Occupational therapists can provide valuable assistance in fabricating or recommending orthoses that help maximize positioning and upper extremity function. Some of these include wrist splints, dynamic finger extension splints. A mobile arm support or a balanced forearm orthosis can be beneficial for patients who have proximal upper extremity weakness. It supports the weight of the arm and forearm against gravity. This type of orthosis can allow for self-feeding by enabling the user to flex the elbow and bring the hand to the mouth.

Utensils with a lightweight built-up grip or an angled shape, plate guards, rocker knives, and lightweight mugs can also be useful for feeding. Occupational therapists can also provide excellent advice on dressing techniques and adaptive equipment, such as button hooks, Velcro straps instead of laces, and long-handled shoehorns that can make the task of dressing easier and less energy-consuming

An assistive device for ambulation can be helpful in some patients. These are usually prescribed progressively, beginning with straight or quad canes , then a walker. Rolling walkers can be beneficial to those with upper limb weakness who are unable to lift a standard walker.

A wheelchair should be considered for patients who can ambulate for only a short distance or who are non-ambulatory. Appropriate seating in any wheelchair is necessary to provide adequate support. A solid back improves trunk alignment and helps prevent shoulder and back dysfunction more than a sling type back. When a patient can no longer propel a wheelchair, a powered wheelchair might be needed. Before prescribing a power wheelchair, however, a brief cognitive assessment of the patient's ability to manage such a wheelchair should be performed.
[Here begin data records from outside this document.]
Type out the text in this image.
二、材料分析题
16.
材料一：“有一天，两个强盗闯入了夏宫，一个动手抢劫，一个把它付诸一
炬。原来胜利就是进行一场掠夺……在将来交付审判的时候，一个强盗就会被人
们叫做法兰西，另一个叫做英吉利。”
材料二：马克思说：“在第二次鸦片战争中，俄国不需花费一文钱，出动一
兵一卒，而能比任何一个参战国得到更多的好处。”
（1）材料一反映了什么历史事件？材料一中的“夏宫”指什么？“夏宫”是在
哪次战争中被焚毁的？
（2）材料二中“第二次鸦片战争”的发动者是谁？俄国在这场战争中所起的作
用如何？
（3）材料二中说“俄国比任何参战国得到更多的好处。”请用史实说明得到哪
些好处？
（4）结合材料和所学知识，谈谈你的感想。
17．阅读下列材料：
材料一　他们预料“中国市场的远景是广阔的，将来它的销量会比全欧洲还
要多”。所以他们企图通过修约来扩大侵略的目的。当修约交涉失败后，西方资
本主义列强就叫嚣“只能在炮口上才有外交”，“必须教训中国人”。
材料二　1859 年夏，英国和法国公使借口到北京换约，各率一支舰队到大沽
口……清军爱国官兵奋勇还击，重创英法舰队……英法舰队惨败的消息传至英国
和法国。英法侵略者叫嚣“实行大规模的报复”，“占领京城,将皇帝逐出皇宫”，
Lifts are often essential for lifting and transferring patients with motor neuron disease. Fully electric hospital beds can help make position changes easier and provide pressure relief. Patients and caregivers should be instructed on the importance of turning every 2 h to decrease the risk of skin breakdown. A mattress overlay might also be indicated to alleviate pressure on susceptible areas and prevent pressure ulcers.

Toileting is an area that often becomes very difficult for patients with motor neuron diseases, despite the fact that bowel and bladder function are often preserved. A variety of equipment is available to assist in toileting, but should only be prescribed after obtaining an understanding of the patient's level of function, available assistance, and home environment. Equipment such as a raised toilet seat with armrests, bedside commode, or urinal for men can help the patient be as independent as possible with toileting activities.

In the later stages of motor neuron disease, protective undergarments and/or indwelling or condom catheters might need to be utilized. Toileting can sometimes be a very stressful activity for patients with impaired mobility, because the entire process involves many skills and is energy-consuming. It is not unusual to discover that some patients limit their oral intake in the hope of requiring fewer trips to the commode. These patients should be monitored for signs of dehydration and nutritional deficits.

Bathing is also quite challenging in many patients, especially in the later stages of the disease. Bathroom modifications, specialized equipment, or a combination of these can be helpful. A tub bench and/or handheld shower can be useful if the patient is still able to safely bathe in the bathroom. As mobility declines, sponge baths by a caregiver are often the safest option, minimizing risk of injury to either the patient or the caregiver.